Comment by nickpsecurity
4 hours ago
MIT licensed code is a gift. A gift indeed doesn't require the recipient to give back anything related to the gift.
A "gift" requiring GPL-like conditions isn't really a gift in the common sense. It's more like a contractual agreement with something provided and specific, non-negotiable obligations. They're giving while also asserting control over others' lives, hoping for a specific outcome. That's not just a gift.
People doing MIT license are often generous enough where the code is a gift to everyone. They don't try to control their lives or societal outcomes with extra obligations. They're just giving. So, I'm grateful to them for both OSS and business adaptations of their gifts.
While the FSF's vision for the GPL is clear, the GPL itself is not so powerful that it is more than a "gift" that has some terms if you want to do certain things you are not obligated to do. It is like a grant that enforces some reasonable conditions so the money isn't just misappropriated. I wouldn't give that to a friend for their birthday, but I think it's reasonable that powerful organizations should not be free to do whatever they want. Not that the GPL is perfect for that use, but it's good.

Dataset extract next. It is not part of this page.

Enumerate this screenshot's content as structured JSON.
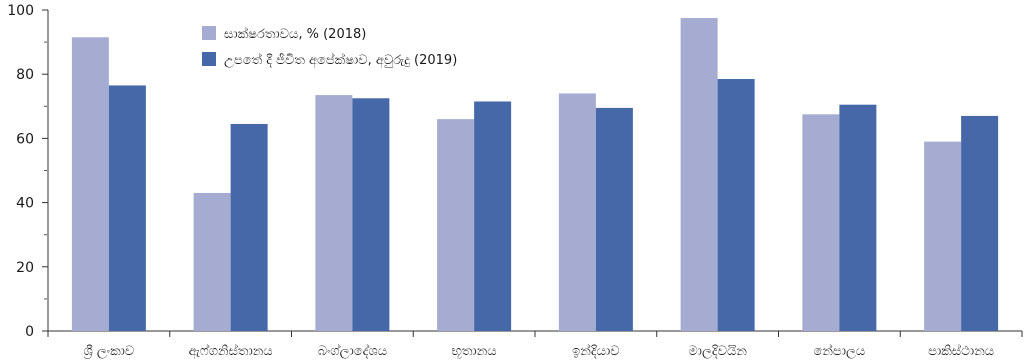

MIT is throwing a free party where food and drinks are paid for, and copyleft is where food is paid for but you BYOB. Both are fine, so what's the problem?
> It's more like a contractual agreement with something provided and specific, non-negotiable obligations.
The obligation is not to the author of the code, it is to the public. MIT-style licenses are gifts to people and companies who produce code and software, copyleft licenses are gifts to the public.
I don't give a shit about the happiness of programmers any more than the happiness of garbage collectors, sorry. I don't care more that you have access to the library you want to use at your job writing software for phones than I care that somebody has access to the code on their own phone. You're free to care about what you want, but the pretense at moral superiority is incoherent.
It is non-negotiable. GPL is basically proprietary software. It's owned by the public, and all of the work that you do using it belongs to the public. If you steal it, you should be sued into the ground.
I get what your saying but I think it’s not the best way to describe it - “GPL is property”? Hardly - it’s a societal common good that can be used by anyone interested in helping that common good.
Are parks “proprietary”? I can’t run my car dealership from one, so it’s …proprietary? No. So using the terminology of “proprietary” doesn’t do justice to what it actually is.
Public property is different from private property, which is different from personal property.
The phrasing is a little awkward but I like the sentiment: gpl software is owned by the public/humanity/the commons/etc in the same way something like the grand canyon should be.
A gift where the recipient can remove the freedoms that they've been enjoying themselves is a bad deal for ensuring those freedoms are available to everyone. A permissive license is a terrible idea for a F/LOSS kernel.
This is the paradox of tolerance, essentially.
Also, seeing F/LOSS as a "gift" is an awful way of looking at it.